Of all the rows of data flagged as "discoveries", the goal is that no more than Q% of them will be false discoveries (due to random scatter of data) while at least 100%-Q% of the discoveries are true differences between population means. Read more about FDR. Prism offers three methods to control the FDR.

How to deal with multiple comparisons

If you chose the False Discovery Rate approach, you need to choose a value for Q, which is the acceptable percentage of discoveries that will prove to be false. Enter a percentage, not a fraction. If you are willing to accept 5% of discoveries to be false positives, enter 5 not 0.05. You also need tochoose which method to use.

If you choose to use the approach of statistical significance, you need to make an additional decision about multiple comparisons. You have three choices:

Correct for multiple comparisons using the Holm-Šídák method (recommended).  You specify the significance level, alpha, you want to apply to the entire family of comparisons. The definition of "significance" is designed so that if all the null hypotheses were true for every single row, the chance of declaring one or more row's comparison to be significant is alpha.
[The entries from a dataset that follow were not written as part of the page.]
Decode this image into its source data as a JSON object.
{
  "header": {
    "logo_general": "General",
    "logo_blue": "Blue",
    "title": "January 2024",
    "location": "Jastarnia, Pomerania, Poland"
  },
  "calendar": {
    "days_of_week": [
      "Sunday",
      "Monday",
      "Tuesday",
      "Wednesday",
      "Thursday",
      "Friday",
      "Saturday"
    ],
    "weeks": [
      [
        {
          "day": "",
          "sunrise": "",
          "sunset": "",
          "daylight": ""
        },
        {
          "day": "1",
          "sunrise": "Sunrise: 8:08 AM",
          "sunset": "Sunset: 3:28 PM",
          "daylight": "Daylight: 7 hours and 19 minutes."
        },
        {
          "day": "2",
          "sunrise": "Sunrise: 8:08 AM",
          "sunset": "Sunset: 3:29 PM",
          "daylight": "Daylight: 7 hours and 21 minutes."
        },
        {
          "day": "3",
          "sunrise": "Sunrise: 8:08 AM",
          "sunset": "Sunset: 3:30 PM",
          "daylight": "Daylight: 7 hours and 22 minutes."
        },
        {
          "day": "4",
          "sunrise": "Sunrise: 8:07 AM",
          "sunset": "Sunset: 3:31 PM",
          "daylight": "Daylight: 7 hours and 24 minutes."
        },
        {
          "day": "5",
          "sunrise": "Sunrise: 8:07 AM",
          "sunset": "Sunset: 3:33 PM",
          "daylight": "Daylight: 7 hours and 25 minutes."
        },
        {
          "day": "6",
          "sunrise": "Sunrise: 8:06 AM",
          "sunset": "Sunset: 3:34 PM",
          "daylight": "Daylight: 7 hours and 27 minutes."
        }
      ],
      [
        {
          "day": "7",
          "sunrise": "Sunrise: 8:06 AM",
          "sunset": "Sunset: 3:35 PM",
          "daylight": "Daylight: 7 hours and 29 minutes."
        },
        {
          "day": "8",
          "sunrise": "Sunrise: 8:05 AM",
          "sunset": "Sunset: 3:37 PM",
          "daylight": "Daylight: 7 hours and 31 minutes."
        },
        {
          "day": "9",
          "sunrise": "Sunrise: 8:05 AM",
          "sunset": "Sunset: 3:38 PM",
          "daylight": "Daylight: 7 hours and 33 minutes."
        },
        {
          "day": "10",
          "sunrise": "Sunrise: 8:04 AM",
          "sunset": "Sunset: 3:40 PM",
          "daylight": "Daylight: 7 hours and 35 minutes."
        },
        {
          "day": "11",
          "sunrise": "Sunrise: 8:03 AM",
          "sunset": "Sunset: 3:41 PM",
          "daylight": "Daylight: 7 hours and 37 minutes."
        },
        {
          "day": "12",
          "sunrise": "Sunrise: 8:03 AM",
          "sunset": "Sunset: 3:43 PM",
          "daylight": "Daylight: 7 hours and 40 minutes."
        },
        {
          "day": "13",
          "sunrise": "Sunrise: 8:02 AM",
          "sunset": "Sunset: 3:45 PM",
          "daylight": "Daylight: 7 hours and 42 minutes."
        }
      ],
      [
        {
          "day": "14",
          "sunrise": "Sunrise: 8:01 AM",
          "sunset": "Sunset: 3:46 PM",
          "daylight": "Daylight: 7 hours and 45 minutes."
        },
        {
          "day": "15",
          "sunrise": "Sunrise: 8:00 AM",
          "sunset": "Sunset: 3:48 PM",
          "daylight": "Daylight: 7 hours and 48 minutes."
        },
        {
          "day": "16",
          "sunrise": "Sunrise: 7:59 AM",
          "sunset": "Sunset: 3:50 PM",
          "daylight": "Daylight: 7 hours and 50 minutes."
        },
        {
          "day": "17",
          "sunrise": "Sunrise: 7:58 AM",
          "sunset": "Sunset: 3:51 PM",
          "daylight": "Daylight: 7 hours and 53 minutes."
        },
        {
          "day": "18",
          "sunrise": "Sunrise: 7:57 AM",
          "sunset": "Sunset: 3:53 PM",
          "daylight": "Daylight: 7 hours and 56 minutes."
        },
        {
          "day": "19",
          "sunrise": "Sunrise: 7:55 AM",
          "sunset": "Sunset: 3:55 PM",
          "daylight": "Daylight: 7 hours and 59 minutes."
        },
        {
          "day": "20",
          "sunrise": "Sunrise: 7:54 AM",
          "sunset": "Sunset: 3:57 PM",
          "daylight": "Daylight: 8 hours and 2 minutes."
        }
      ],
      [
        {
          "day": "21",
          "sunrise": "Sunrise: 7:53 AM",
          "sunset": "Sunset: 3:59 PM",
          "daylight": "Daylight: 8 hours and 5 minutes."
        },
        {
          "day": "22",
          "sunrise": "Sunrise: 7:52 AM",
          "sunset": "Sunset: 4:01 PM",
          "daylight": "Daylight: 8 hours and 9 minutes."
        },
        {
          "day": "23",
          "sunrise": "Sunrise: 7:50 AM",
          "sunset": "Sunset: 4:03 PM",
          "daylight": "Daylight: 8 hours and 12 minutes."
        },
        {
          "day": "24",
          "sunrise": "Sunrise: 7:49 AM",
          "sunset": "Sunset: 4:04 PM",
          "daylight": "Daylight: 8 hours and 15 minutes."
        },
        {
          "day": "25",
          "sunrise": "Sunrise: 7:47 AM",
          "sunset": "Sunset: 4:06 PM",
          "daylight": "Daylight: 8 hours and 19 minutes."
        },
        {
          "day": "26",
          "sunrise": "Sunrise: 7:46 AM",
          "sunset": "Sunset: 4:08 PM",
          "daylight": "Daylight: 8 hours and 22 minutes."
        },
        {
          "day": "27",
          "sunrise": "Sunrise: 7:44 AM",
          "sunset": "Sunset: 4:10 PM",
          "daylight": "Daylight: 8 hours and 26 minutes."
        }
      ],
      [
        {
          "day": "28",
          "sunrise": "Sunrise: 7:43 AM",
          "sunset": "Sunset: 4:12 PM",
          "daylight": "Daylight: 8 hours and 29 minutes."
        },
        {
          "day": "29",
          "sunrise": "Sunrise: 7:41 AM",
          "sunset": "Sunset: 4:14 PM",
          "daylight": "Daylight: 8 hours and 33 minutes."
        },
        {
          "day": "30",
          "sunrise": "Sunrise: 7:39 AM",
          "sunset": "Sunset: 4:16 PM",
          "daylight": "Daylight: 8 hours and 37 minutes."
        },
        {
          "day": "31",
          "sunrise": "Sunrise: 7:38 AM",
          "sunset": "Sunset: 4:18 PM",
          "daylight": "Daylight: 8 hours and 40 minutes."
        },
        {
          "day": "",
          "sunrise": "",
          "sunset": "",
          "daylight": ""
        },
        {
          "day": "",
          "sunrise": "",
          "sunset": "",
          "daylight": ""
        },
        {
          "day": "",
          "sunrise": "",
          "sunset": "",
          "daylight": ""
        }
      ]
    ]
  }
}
Correct for multiple comparisons using the Šídák-Bonferroni method (not recommended). The  Bonferroni method is much simpler to understand and is better known than the Holm-Šídák method, but it has no other advantages. The Holm-Šídák method has more power, and we recommend it. Note that if you choose the Bonferroni approach, Prism always uses the Šídák-Bonferroni method, often just called the Šídák method, which has a bit more power than the plain Bonferroni (sometimes called Bonferroni-Dunn) approach -- especially when you are doing many comparisons.

Do not correct for multiple comparisons (not recommended). Each P value is interpreted individually without regard to the others. You set a value for the significance level, alpha, often set to 0.05. If a P value is less than alpha, that comparison is deemed to be "statistically significant". If you use this approach, understand that you'll get a lot of false positives (you'll get a lot of "significant" findings that turn out not to be true). That's ok in some situations, like drug screening, where the results of the multiple t tests are used merely to design the next level of experimentation.